Why File for FAFSA Early?


Filing deadlines have changed in recent years. The 2020-2021 form is to be filed by the first of October in 2021. However, different schools have different filing deadlines, both private and public, so be careful to check with your school’s Financial Aid office for the deadline of your school. You want to have your FAFSA submitted before then.

Financial aid is decided on and distributed on a “first-come, first-served” basis. This means that the earlier you apply, the more likely you are to receive a larger financial aid package. It’s important to file early so the agency has time to analyze your application and send results to your school. Even if you haven’t requested admission to a particular school, you should apply for financial aid.

As soon as the FAFSA is available in the current academic year, you should start to fill it out. Each university and state can run out of financial aid money early, not to mention late fees may be applied.

What Types of Aid is Available to Graduate Students?


Graduate students are eligible for several types of financial aid. These include direct aid, which is given straight to the student. A stipend, which is part of a scholarship or fellowship on a specific campus, is one example of this type of aid.

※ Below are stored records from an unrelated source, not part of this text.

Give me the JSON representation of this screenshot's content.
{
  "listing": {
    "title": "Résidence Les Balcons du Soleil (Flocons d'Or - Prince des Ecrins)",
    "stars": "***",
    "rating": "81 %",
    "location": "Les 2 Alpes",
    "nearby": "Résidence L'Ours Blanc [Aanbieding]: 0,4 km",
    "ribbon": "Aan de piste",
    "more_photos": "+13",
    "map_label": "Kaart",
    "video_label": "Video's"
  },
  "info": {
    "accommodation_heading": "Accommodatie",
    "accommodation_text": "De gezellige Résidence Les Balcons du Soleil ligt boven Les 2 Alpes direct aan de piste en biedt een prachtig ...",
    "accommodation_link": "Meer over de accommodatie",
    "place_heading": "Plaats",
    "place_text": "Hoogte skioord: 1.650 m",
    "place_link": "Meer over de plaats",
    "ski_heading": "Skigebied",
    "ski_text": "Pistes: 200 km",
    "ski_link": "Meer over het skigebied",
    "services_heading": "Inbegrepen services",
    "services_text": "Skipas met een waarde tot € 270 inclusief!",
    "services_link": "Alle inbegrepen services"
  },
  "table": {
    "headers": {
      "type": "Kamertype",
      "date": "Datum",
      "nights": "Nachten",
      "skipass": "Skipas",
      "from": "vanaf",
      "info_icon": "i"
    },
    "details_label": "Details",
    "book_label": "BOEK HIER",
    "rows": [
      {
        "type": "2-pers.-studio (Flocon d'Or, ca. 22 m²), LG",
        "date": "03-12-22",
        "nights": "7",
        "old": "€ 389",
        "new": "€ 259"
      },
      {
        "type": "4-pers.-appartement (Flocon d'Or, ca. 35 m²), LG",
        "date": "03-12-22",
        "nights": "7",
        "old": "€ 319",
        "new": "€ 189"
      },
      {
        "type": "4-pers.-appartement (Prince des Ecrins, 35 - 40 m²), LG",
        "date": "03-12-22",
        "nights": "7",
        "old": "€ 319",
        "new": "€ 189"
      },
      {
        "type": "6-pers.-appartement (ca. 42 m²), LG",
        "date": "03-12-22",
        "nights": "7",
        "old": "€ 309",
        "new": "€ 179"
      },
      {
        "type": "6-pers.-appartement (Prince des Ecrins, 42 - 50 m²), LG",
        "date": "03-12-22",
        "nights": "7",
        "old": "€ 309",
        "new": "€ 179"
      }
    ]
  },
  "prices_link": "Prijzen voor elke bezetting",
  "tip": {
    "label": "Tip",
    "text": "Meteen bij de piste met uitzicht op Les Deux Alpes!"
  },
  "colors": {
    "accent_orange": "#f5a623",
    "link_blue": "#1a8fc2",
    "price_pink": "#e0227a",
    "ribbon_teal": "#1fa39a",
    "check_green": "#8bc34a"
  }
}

Another type of aid is indirect aid. Indirect aid includes health insurance, tuition, and fee subsidies. You may qualify for federal work-study or assistantships (research or teaching), which also provide financial assistance.

Graduate scholarships, which you must apply for separately from your FAFSA, are another form of financial aid. The Federal Direct Unsubsidized Loan (up to $20,500 aggregate) is also available. Awards are based on merit such as block grants, fellowships, stipends, and scholarships are another form of aid. Depending if your federal loan is subsidized or not, interest will accrue at varying rates.